PDG de Qatar Airways : «Le pire n’est derrière aucune compagnie aérienne»

Les perspectives de l’industrie aérienne restent sombres, et un PDG a émis un avertissement particulièrement dévastateur sur son avenir alors que les craintes montent sur une deuxième vague potentielle d’infections au coronavirus cet automne et cet hiver.

«Le pire n’est derrière aucune compagnie aérienne, pas seulement Qatar Airways», a déclaré le PDG de Qatar Airways, Akbar Al Baker à CNBC.

«Il y aura bientôt d’autres plans de sauvetage en Europe, il y aura d’autres effondrements dans le monde. À cause de la deuxième vague, je pense que c’est … encore plus sévère que dans la première vague», a-t-il ajouté.

Un nombre impressionnant de 43 compagnies aériennes commerciales ont déjà complètement cessé ou suspendu leurs opérations jusqu’à présent cette année, les voyages par voie aérienne sont les plus durement touchés par la pandémie du coronavirus qui a pratiquement paralysée le trafic. Selon la société de données de voyage Cirium, 485 avions ont été inactifs, cela contraste fortement avec ce qui avait été auparavant : 10 ans d’expansion constante de la demande dans ce secteur. 

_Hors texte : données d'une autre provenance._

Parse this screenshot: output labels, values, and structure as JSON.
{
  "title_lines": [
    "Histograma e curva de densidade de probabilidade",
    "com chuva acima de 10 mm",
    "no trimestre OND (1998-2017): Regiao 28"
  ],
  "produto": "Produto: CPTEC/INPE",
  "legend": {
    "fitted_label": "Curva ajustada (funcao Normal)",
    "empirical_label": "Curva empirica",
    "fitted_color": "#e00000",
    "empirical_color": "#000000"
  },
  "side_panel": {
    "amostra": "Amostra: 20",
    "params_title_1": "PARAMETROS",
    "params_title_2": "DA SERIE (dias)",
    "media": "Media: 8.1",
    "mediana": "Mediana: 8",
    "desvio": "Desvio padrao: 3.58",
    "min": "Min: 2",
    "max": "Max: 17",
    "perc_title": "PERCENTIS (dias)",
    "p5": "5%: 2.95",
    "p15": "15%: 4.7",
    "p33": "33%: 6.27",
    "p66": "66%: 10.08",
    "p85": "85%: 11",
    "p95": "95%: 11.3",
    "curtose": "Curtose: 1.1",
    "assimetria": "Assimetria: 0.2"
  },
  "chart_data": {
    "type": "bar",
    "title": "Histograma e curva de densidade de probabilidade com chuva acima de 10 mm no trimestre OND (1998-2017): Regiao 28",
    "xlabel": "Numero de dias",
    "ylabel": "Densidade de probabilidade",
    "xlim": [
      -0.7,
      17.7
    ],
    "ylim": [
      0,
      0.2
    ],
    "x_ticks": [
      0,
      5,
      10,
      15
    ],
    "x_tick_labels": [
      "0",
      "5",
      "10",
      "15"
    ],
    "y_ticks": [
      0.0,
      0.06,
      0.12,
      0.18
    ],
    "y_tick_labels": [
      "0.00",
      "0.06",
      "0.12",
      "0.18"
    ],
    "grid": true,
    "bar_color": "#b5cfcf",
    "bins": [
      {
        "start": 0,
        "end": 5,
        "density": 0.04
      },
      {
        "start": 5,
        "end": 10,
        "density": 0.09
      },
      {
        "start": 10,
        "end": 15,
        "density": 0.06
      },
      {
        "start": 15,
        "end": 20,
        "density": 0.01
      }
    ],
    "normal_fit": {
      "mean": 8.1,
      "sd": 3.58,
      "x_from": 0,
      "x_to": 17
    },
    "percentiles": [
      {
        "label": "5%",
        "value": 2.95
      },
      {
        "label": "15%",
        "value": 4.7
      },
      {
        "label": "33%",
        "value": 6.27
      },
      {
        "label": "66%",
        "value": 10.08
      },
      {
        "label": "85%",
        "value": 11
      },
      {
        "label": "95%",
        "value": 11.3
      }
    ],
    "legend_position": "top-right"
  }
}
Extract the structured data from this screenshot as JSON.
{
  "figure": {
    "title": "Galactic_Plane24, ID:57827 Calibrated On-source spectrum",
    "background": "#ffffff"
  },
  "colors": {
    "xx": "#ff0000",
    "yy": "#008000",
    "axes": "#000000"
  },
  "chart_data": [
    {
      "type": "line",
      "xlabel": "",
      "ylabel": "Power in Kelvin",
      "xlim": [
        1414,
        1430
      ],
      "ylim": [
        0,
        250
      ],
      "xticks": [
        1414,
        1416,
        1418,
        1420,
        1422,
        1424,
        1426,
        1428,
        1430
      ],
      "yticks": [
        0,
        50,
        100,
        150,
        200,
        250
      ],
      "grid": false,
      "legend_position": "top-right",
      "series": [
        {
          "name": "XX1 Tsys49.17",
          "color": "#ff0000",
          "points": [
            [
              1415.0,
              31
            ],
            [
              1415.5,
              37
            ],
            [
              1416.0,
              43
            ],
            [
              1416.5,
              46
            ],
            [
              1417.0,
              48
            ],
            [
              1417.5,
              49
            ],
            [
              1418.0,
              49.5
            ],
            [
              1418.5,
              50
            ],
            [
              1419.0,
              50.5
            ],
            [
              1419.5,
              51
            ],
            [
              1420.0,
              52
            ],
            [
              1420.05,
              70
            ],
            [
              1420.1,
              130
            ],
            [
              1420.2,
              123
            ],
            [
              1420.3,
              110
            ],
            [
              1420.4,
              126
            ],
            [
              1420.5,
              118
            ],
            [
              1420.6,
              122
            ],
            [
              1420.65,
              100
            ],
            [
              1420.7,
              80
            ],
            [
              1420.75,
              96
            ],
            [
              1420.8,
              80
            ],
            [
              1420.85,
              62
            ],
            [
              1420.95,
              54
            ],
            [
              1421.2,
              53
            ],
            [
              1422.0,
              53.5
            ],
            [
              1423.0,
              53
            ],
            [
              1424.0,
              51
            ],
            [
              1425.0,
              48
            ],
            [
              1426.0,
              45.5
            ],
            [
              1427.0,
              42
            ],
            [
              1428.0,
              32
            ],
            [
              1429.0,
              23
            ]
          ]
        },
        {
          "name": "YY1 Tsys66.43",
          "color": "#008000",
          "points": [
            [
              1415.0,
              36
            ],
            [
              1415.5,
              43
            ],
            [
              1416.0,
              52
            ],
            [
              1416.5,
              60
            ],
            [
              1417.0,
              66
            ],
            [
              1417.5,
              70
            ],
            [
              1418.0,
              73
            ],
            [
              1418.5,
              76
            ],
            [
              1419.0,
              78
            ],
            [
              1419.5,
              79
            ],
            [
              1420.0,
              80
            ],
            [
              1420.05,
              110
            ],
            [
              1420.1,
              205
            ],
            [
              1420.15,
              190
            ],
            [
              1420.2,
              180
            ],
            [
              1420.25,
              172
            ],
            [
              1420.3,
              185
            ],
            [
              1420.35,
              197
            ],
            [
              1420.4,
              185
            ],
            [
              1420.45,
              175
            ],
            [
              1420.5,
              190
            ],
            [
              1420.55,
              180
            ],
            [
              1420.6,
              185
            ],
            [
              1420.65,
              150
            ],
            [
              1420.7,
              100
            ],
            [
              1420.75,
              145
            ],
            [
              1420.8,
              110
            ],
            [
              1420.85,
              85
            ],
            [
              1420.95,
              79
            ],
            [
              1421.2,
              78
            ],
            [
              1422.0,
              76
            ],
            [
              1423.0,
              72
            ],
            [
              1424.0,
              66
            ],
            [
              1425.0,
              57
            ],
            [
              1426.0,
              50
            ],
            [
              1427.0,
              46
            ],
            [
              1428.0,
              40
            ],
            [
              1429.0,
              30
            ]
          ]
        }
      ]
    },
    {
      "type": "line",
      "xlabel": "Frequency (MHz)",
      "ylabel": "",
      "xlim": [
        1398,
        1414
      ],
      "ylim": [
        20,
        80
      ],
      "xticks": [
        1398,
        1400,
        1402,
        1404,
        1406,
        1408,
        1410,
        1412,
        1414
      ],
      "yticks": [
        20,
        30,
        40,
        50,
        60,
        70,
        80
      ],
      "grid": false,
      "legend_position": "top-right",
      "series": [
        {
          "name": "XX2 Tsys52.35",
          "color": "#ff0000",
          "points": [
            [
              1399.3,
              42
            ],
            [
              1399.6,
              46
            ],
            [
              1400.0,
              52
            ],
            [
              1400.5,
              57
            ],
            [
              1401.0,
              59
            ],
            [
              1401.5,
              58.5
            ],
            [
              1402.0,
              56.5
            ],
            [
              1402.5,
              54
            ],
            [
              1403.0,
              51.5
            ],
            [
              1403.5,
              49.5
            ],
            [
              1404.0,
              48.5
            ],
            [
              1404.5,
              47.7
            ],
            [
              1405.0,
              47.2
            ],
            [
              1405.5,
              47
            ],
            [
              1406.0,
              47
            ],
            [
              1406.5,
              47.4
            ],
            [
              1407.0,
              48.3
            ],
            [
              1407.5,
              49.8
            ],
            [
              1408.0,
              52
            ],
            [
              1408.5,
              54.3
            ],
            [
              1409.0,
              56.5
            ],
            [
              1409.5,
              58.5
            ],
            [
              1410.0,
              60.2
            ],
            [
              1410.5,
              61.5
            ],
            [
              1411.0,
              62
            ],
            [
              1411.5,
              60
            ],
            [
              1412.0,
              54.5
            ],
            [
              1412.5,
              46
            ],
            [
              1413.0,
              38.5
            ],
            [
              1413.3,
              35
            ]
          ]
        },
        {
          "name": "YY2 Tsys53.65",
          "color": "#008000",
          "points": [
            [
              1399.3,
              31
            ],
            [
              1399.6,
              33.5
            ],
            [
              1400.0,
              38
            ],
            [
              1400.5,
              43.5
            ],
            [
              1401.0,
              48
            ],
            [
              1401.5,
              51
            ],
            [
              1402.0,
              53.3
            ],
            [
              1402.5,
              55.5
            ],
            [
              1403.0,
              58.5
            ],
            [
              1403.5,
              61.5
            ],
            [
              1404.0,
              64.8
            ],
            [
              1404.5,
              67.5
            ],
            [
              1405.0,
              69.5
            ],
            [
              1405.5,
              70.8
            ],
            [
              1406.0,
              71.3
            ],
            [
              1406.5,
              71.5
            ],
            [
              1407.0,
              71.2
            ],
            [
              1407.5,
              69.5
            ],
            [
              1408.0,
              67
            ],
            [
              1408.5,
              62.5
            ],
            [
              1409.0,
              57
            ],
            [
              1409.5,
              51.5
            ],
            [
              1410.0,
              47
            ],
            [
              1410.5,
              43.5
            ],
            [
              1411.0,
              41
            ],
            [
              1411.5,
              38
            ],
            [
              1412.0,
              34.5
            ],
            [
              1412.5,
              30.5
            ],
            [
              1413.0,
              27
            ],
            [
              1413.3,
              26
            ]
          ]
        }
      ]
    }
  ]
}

Généralement, les compagnies aériennes passent des étés à construire des offres commerciales attractives et agressives pour pouvoir survivre aux hivers. L’objectif pour les compagnies aériennes est désormais de survivre à tout prix et de voir si l’été 2021 apporte des solutions ou une demande accrue.

Après dix ans d’expansion continue de la demande, qui a entraîné le doublement du trafic mondial pendant cette période, ce choc soudain a laissé les compagnies aériennes sans revenus et avec des coûts structurellement élevés. Al Baker, comme beaucoup d’autres experts de l’aviation, voit plus de compagnies aériennes fermées à l’horizon. Le PDG s’attend également à une augmentation des monopoles pour certains transporteurs, grâce à la réduction de capacité.   

«Je pense qu’il y aura plus de réduction de capacité, ce qui, d’une certaine manière, n’est pas non plus bon pour le public voyageur car cela donnera alors une situation de monopole à certaines compagnies aériennes qui voulaient exactement que cela se produise», a-t-il déclaré.

Al Baker a fait valoir que les gouvernements doivent intervenir pour soutenir les compagnies aériennes car elles sont des moteurs d’emploi et donc vitales pour les économies de leur pays. 

«Les compagnies aériennes doivent être soutenues par leurs gouvernements pour le moment, si elles veulent que leurs compagnies aériennes survivent», a-t-il déclaré.